Tomato leaf disease recognition based on multi-task distillation learning

Front Plant Sci. 2024 Jan 30:14:1330527. doi: 10.3389/fpls.2023.1330527. eCollection 2023.

Abstract

Introduction: Tomato leaf diseases can cause major yield and quality losses. Computer vision techniques for automated disease recognition show promise but face challenges like symptom variations, limited labeled data, and model complexity.

Methods: Prior works explored hand-crafted and deep learning features for tomato disease classification and multi-task severity prediction, but did not sufficiently exploit the shared and unique knowledge between these tasks. We present a novel multi-task distillation learning (MTDL) framework for comprehensive diagnosis of tomato leaf diseases. It employs knowledge disentanglement, mutual learning, and knowledge integration through a multi-stage strategy to leverage the complementary nature of classification and severity prediction.

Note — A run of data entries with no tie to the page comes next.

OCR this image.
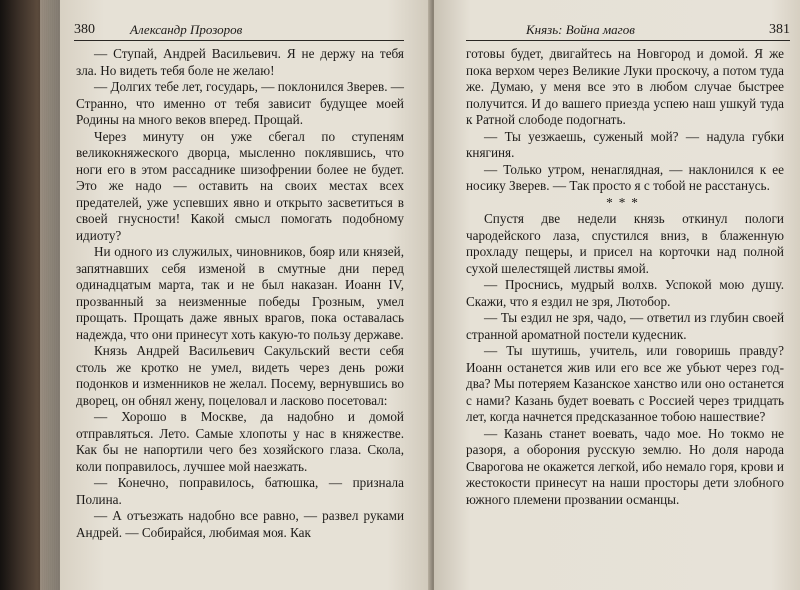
380	Александр Прозоров

— Ступай, Андрей Васильевич. Я не держу на тебя зла. Но видеть тебя боле не желаю!

— Долгих тебе лет, государь, — поклонился Зверев. — Странно, что именно от тебя зависит будущее моей Родины на много веков вперед. Прощай.

Через минуту он уже сбегал по ступеням великокняжеского дворца, мысленно поклявшись, что ноги его в этом рассаднике шизофрении более не будет. Это же надо — оставить на своих местах всех предателей, уже успевших явно и открыто засветиться в своей гнусности! Какой смысл помогать подобному идиоту?

Ни одного из служилых, чиновников, бояр или князей, запятнавших себя изменой в смутные дни перед одинадцатым марта, так и не был наказан. Иоанн IV, прозванный за неизменные победы Грозным, умел прощать. Прощать даже явных врагов, пока оставалась надежда, что они принесут хоть какую-то пользу державе.

Князь Андрей Васильевич Сакульский вести себя столь же кротко не умел, видеть через день рожи подонков и изменников не желал. Посему, вернувшись во дворец, он обнял жену, поцеловал и ласково посетовал:

— Хорошо в Москве, да надобно и домой отправляться. Лето. Самые хлопоты у нас в княжестве. Как бы не напортили чего без хозяйского глаза. Скола, коли поправилось, лучшее мой наезжать.

— Конечно, поправилось, батюшка, — признала Полина.

— А отъезжать надобно все равно, — развел руками Андрей. — Собирайся, любимая моя. Как

Князь: Война магов	381

готовы будет, двигайтесь на Новгород и домой. Я же пока верхом через Великие Луки проскочу, а потом туда же. Думаю, у меня все это в любом случае быстрее получится. И до вашего приезда успею наш ушкуй туда к Ратной слободе подогнать.

— Ты уезжаешь, суженый мой? — надула губки княгиня.

— Только утром, ненаглядная, — наклонился к ее носику Зверев. — Так просто я с тобой не расстанусь.

***

Спустя две недели князь откинул пологи чародейского лаза, спустился вниз, в блаженную прохладу пещеры, и присел на корточки над полной сухой шелестящей листвы ямой.

— Проснись, мудрый волхв. Успокой мою душу. Скажи, что я ездил не зря, Лютобор.

— Ты ездил не зря, чадо, — ответил из глубин своей странной ароматной постели кудесник.

— Ты шутишь, учитель, или говоришь правду? Иоанн останется жив или его все же убьют через год-два? Мы потеряем Казанское ханство или оно останется с нами? Казань будет воевать с Россией через тридцать лет, когда начнется предсказанное тобою нашествие?

— Казань станет воевать, чадо мое. Но токмо не разоря, а оборония русскую землю. Но доля народа Сварогова не окажется легкой, ибо немало горя, крови и жестокости принесут на наши просторы дети злобного южного племени прозвании османцы.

Results: Experiments show our framework improves performance while reducing model complexity. The MTDL-optimized EfficientNet outperforms single-task ResNet101 in classification accuracy by 0.68% and severity estimation by 1.52%, using only 9.46% of its parameters.

Discussion: The findings demonstrate the practical potential of our framework for intelligent agriculture applications.

Keywords: disease classification; knowledge distillation; multi-task learning; severity prediction; tomato leaf diseases.

Grants and funding

The author(s) declare financial support was received for the research, authorship, and/or publication of this article. This work was supported by the National Natural Science Foundation of China (No. 61972132), the S&T Program of Hebei (Nos. 20327404D, 21327404D, 21327407D), the Natural Science Foundation of Hebei Province, China (Nos. F2020204009, C2023204069), and the Research Project for Self-cultivating Talents of Hebei Agricultural University (No. PY201810).